Ansonsten bin ich übrigens todernst, auch ganz persönlich. Meine Sippe kuriert gerade eine schwere Bronchitis aus, Covid-19 obendrauf würde uns sicherlich in arge Bedrängnis bringen. Ich selbst nehme unvermeidbarerweise seit Jahren Medikamente, die meine Leukozyten-Produktion um 70 bis 80 Prozent senken - ich wehre Infektionen genauso gut ab wie jeder andere mit einem fitten Immunsystem, aber meinem geht bei langanhaltenden und/oder geballt auftretenden Infektionen nun einmal deutlich schneller der Nachschub aus.

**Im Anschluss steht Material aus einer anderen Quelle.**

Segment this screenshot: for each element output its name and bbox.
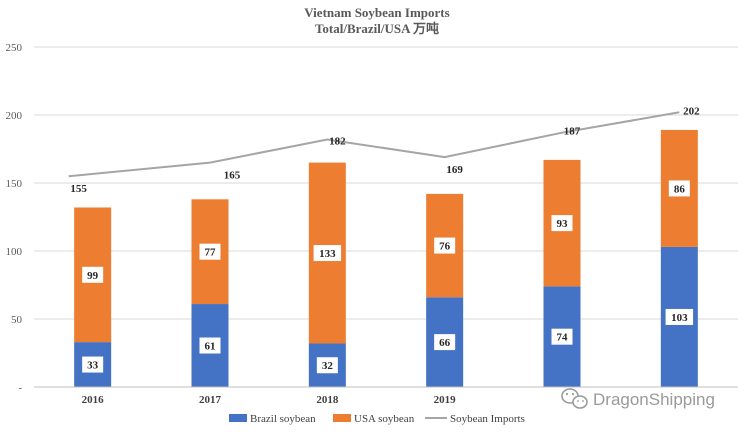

Trotzdem habe ich kein Problem damit, unter Einhaltung ein paar simpler Hygienemaßnahmen, die eigentlich immer und für jedermann gelten sollten, zum Einkaufen und zur Arbeit zu gehen. Mein Panik-Faktor steht auf einer schwarzen Null.
Und Dosen-Ravioli kommen mir nach wie vor nicht ins Haus.